Lack Of Expertise & Indigenous Testing Facilities

The problem is, that developing a high thrust low bypass turbofan for military applications requires deep expertise across combustion, fluid dynamics, materials, and control theory applied, tested, and repeated continuously over years.

The knowledge of the underlying technologies is not available in any textbooks but is a closely guarded property of a handful of corporations.

Furthermore, while India aspires to become the part of the club of a few global aviation majors who have mastered gas turbine aero-engine technology, it does not even possess a fully functional wind tunnel facility that is essential to study the aerodynamic characteristics of its designs.

The Indian Air Force Tejas performs at the opening ceremony of the Singapore Air Show on February 15, 2022.

Once designed and assembled, engines need extensive testing in wind tunnels and subsequently on flying testbeds for hundreds and thousands of hours to understand the fatigue characteristics as well as degradation of each part.

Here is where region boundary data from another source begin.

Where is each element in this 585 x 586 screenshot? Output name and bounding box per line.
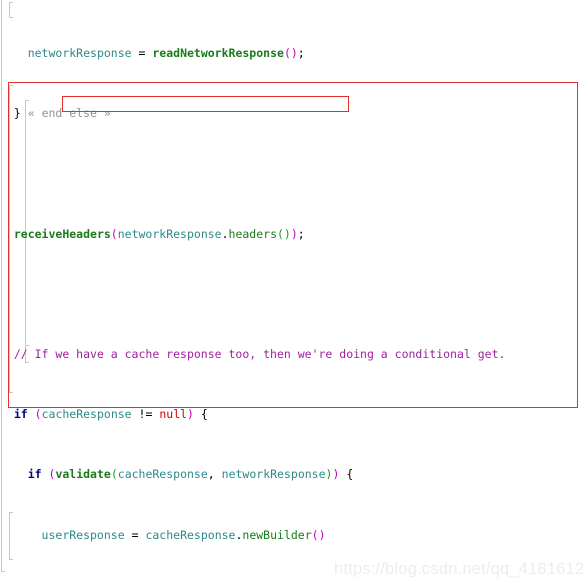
- code-block: networkResponse = readNetworkResponse();…: [0, 0, 585, 586]
- code-screenshot: networkResponse = readNetworkResponse();…: [0, 0, 585, 586]
- code-line-comment: // If we have a cache response too, then…: [13, 347, 506, 362]
- code-line: if (cacheResponse != null) {: [13, 407, 208, 422]
- code-line: networkResponse = readNetworkResponse();: [27, 46, 305, 61]
- code-line: if (validate(cacheResponse, networkRespo…: [27, 467, 354, 482]
- watermark: https://blog.csdn.net/qq_41816123: [334, 560, 585, 578]
- code-line: userResponse = cacheResponse.newBuilder(…: [41, 527, 326, 542]
- code-line: } « end else »: [13, 106, 111, 121]
- code-line: receiveHeaders(networkResponse.headers()…: [13, 226, 305, 241]
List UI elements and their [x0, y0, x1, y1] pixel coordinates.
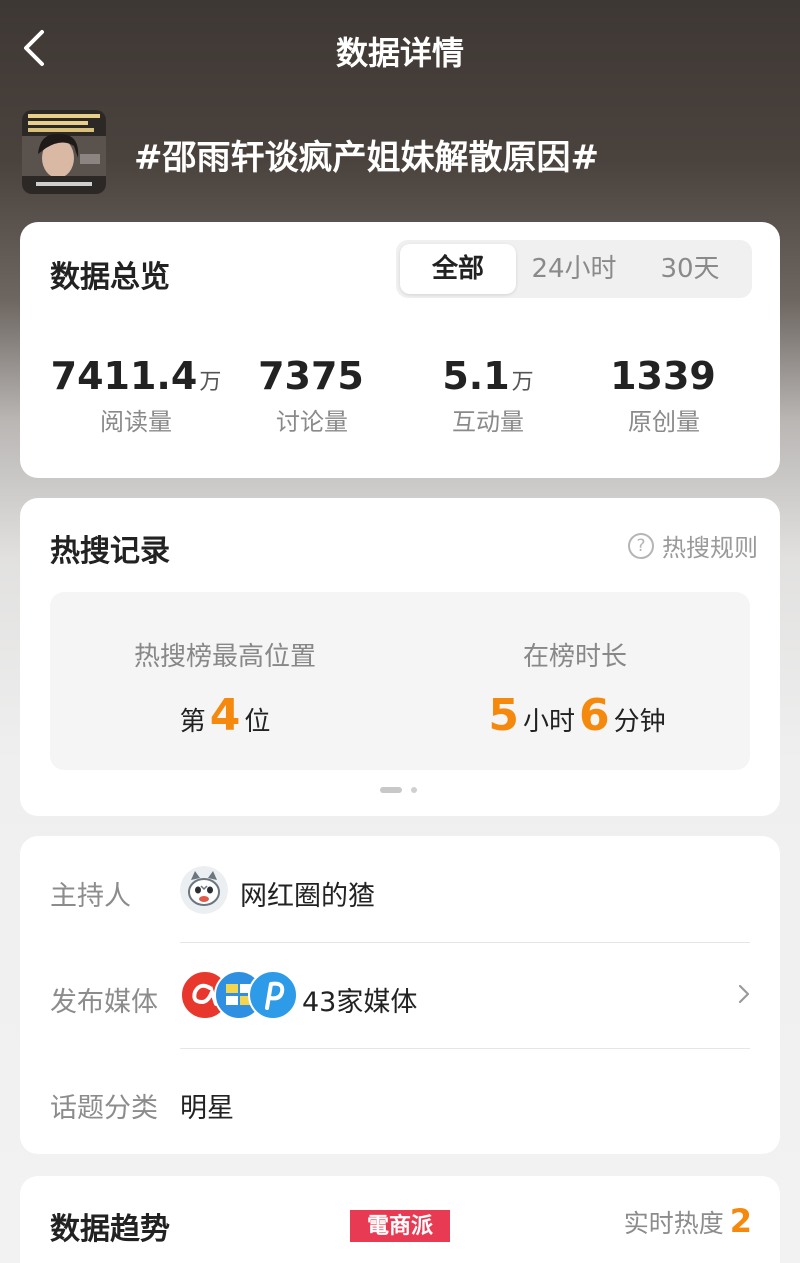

Such a facility can simulate and test an engine designed to work at 40,000 to 50,000 feet above the ground and will give designers the freedom to scale up or down, and test and validate the hundreds of components.

Frontline reports, that the DRDO scientists have confessed that the lack of such a facility means that an engine being indigenously designed has to be carted to Russia or elsewhere, making it a time-consuming process.

Also, for several years now, scientists and designers have been pushing for the acquisition of an Il-76 aircraft to be used purely as an aero engine flight testbed, but to no avail, and after more than 30 years of the Kaveri Engine project was launched, the engine continues to remain under development.